# Augmented coefficient vectors

1. Feb 22, 2012

### Square1

What exactly does throwing the constant into your normal tuplet represent vs. a normal vector without the constant? (coefficient vectors = normal vector right?)

My notes don't provide an explanation for this. I can visualize what parallel normal vectors look like, but then they talk about parallel or not parallel augmented coefficent vectors which is where I get lost.

Thanks.

2. Feb 22, 2012

### Square1

Ok cancel that. Misread a bunch of stuff.

3. Feb 22, 2012

### Deveno

a simple example:

the vectors (2,1) and (4,2) are parallel. suppose they actually represent coefficients in a set of linear equations:

2x + y = 0
4x + 2y = 0

the augmented vectors (2,1,0), (4,2,0) are also parallel. this means they represent "the same equation" (just scaled, in this case, by a factor of 2).

if we have:

2x + y = 0
4x + 2y = 1

the augmented vectors (2,1,0) and (4,2,1) are no longer parallel, which means the same pairs of (x,y) no longer satisfy both (in this case, there is no such pair at all).

adding an extra coordinate increases the dimension of "the space we're in" by 1. in 2 dimensions (the plane), if two lines are not parallel, they have to intersect. in 3 dimensions, two lines can be "not parallel" and still not intersect.
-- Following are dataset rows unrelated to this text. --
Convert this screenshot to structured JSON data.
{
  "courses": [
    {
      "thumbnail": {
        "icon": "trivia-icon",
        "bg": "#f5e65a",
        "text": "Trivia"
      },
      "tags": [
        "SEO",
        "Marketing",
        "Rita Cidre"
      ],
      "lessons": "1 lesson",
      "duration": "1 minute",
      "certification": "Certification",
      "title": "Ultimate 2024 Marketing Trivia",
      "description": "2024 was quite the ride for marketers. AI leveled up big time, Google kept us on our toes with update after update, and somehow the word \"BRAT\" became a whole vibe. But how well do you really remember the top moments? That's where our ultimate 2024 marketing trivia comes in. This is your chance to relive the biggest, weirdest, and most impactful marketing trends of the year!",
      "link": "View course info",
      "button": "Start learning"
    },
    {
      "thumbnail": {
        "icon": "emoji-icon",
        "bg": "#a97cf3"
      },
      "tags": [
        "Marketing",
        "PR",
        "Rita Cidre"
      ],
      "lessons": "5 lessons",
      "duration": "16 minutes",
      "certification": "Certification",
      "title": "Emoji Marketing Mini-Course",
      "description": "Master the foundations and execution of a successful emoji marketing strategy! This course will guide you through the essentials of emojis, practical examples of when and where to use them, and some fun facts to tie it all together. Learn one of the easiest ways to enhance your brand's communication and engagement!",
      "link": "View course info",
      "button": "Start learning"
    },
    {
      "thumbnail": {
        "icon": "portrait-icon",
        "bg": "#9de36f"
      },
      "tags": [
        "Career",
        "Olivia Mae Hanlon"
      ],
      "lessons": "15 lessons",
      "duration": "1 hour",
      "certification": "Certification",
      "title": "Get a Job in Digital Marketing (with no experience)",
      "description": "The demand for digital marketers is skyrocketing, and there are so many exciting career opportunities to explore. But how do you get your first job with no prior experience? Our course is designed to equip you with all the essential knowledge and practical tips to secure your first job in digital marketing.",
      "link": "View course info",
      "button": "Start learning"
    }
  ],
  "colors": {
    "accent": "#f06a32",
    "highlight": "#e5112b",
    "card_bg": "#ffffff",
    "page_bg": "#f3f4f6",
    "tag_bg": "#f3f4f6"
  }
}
if two augmented vectors are not parallel, it means they represent two different equations (two different constraints on the solutions space). if two augmented vectors are parallel, one of them is redundant (this is the notion we seek to capture with the idea of linear independence, when we are considering two or more equations).

this is the "row-based" way of looking at things (focused on the solutions). the "column-based" way of looking at things focuses on the "images" (what happens to the elements of the solution space). in the equation:

Ax = b

the columns (of A) determine which b's we can get, the rows (of A or A|b) determine which x's we can use.